Jho Brunhara
Em uma pequena casa simples no Havaí, somos introduzidos à uma vida de memórias, recheadas de significados familiares e culturais. Eu Era um Homem Comum repete diversas vezes ao longo de seus cem minutos a frase “morrer não é simples, não é?”, e enquanto faz uma conexão direta com o título original (I Was a Simple Man) e o principal tema do filme – a morte –, também se conecta indiretamente com os eventos realmente relevantes para a obra: as lembranças complexas de uma vida. O segundo longa de Christopher Makoto Yogi foi exibido na seção Competição Novos Diretores da 45ª Mostra Internacional de Cinema em São Paulo.
A obra é uma expansão de seu curta entitulado Obake, de 2011, que, na língua japonesa, significa fantasma. Assim como na produção de uma década atrás, Eu Era um Homem Comum preenche a tela com fantasmas, de forma simbólica e literal. Simbólica, quando assistimos flashbacks de memórias de juventude do protagonista e do início de sua vida como pai; e literal, pela visita de Grace (Constance Wu), que estabelece sua estada até que chegue a hora de seu marido Masao Matsuyoshi (Steve Iwamoto), um senhor de idade com uma doença terminal, abandonar o plano terrestre.

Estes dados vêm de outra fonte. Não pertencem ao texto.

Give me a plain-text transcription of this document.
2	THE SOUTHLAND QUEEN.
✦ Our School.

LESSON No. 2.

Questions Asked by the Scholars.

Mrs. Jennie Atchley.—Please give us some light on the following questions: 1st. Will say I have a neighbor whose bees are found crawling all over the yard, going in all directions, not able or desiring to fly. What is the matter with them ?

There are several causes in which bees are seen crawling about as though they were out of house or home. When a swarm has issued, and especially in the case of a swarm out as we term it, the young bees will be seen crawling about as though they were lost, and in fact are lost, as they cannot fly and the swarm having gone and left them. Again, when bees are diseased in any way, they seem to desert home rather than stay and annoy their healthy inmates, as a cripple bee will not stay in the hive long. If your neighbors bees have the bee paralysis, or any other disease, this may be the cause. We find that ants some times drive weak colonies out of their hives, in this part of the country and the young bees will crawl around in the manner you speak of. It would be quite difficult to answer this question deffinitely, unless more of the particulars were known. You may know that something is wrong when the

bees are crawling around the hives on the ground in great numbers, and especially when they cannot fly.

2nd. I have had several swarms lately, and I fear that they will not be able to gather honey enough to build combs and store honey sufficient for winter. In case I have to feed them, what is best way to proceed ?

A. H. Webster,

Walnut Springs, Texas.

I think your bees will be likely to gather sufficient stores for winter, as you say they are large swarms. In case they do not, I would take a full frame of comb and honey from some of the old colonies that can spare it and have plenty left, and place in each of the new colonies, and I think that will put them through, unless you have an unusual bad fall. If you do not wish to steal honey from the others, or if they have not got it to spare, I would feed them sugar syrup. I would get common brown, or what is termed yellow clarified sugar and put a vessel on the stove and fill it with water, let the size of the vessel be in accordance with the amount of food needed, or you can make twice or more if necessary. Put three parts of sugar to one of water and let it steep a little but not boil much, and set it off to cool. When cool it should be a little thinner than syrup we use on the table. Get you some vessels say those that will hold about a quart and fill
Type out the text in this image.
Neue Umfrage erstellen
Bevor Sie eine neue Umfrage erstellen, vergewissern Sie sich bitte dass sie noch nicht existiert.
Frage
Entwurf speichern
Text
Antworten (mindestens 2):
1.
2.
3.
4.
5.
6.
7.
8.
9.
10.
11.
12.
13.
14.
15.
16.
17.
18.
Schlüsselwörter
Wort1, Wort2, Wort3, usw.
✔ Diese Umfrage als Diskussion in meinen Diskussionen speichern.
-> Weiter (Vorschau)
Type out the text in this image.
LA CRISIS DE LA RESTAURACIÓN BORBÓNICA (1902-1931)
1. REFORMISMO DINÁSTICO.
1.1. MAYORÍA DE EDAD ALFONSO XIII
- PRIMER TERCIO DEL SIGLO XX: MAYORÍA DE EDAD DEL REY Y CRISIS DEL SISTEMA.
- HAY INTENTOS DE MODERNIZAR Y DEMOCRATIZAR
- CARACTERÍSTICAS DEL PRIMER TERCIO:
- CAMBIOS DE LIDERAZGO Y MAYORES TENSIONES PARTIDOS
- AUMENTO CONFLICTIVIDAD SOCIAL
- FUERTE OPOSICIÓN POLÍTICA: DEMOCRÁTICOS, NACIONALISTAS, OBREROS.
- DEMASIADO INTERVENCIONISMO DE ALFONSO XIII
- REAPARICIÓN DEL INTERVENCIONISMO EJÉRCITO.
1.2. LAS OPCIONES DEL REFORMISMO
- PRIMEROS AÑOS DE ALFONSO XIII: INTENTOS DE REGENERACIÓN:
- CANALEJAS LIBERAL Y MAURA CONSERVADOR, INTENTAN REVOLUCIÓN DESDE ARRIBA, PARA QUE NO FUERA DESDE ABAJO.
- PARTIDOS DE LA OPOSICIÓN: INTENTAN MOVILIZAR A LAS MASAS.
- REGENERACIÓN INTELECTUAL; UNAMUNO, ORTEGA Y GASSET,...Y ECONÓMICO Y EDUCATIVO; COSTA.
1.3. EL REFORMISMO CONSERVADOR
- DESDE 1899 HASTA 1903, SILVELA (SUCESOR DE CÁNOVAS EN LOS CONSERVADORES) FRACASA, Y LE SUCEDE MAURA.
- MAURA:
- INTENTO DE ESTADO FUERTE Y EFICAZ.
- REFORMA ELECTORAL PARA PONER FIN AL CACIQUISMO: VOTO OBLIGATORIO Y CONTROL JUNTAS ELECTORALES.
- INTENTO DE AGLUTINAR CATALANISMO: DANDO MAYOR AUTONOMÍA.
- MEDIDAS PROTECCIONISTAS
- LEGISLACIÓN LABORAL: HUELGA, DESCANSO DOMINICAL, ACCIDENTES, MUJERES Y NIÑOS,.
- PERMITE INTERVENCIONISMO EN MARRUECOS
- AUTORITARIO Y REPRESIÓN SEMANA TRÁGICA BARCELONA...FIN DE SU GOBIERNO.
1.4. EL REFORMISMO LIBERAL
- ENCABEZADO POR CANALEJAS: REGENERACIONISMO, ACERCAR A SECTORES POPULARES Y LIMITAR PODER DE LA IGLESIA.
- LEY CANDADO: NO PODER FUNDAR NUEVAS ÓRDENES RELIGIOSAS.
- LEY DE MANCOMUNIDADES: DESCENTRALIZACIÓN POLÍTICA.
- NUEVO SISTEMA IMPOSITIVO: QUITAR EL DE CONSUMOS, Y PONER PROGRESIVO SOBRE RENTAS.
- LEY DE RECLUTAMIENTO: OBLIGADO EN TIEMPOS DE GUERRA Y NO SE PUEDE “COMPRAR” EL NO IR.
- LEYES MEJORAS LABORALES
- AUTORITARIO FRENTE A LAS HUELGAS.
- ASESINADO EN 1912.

Inspirado em vivências reais de Yogi, a sensibilidade em retratar uma pessoa idosa em estado terminal não deixa de lado um olhar honesto e sem medo de mostrar demais. Masao não é o melhor exemplo de pai ou avô, mas quando precisa da ajuda de sua família fragmentada e distante, é seu neto Gavin (Kanoa Goo) quem fica encarregado. Acompanhamos com ele os momentos mais delicados e doloridos do fim de uma vida, até mesmo o sangue na água da privada, e a expressão de Gavin de quem não queria estar ali, passando por aquilo. Mas, afinal, quem gostaria de ver um familiar próximo ou distante nesse estado?
Quanto mais o quadro de Matsuyoshi piora, mais intensas e vívidas ficam suas lembranças. A narrativa começa a delirar junto com ele, e ficamos confusos com o que é apenas uma memória e o que parece estar se manifestando no presente. A cronologia se altera a todo momento com pontos em comum: Grace, sua filha, e um cachorro, que parece ser o mesmo desde sempre. O Havaí se insere diretamente na vida das personagens, com o processo de integração como parte dos Estados Unidos sendo um evento comentado mais de uma vez, uma ilha que cresceu e se transformou com seus habitantes.
Ao mesmo tempo, Eu Era um Homem Comum complementa sua narrativa ao mostrar um Havaí com uma diversidade étnica não-branca maior que apenas seus habitantes nativos, Masao é descendente de japoneses e Grace, de chineses, um problema no início do relacionamento que culminou em decisões arriscadas por ambos os lados. Todos esses detalhes vão se encaixando para entendermos exatamente quem Matsuyoshi é, sua vida turbulenta, suas glórias e arrependimentos, e sua relutância em aceitar a morte. É muito difícil deixar para trás o que se é para que se torne o que se foi.
Eu Era um Homem Comum é fiel a sua origem: a expansão de um curta de menos de 15 minutos para um longa de 1h40. Os eventos estendidos acabam deixando a experiência um pouco cansativa, mas, mesmo assim, o saldo é positivo. De uma história extremamente autoral e recheada de sentimento, podemos nos conectar com o pouco que conhecemos das personagens, e entender suas vidas como reflexo de fatores muito além da personalidade. A morte, enquanto evento final do longa, parece vir no momento em que Masao percebe que não poderia ter vivido de forma diferente, pois só pode perceber seus arrependimentos por ter tomado as decisões que tomou, e no além não há nenhuma decisão ruim que não seja perdoada. Um homem comum é um homem que erra e acerta. Um homem que vive. Um homem que morre.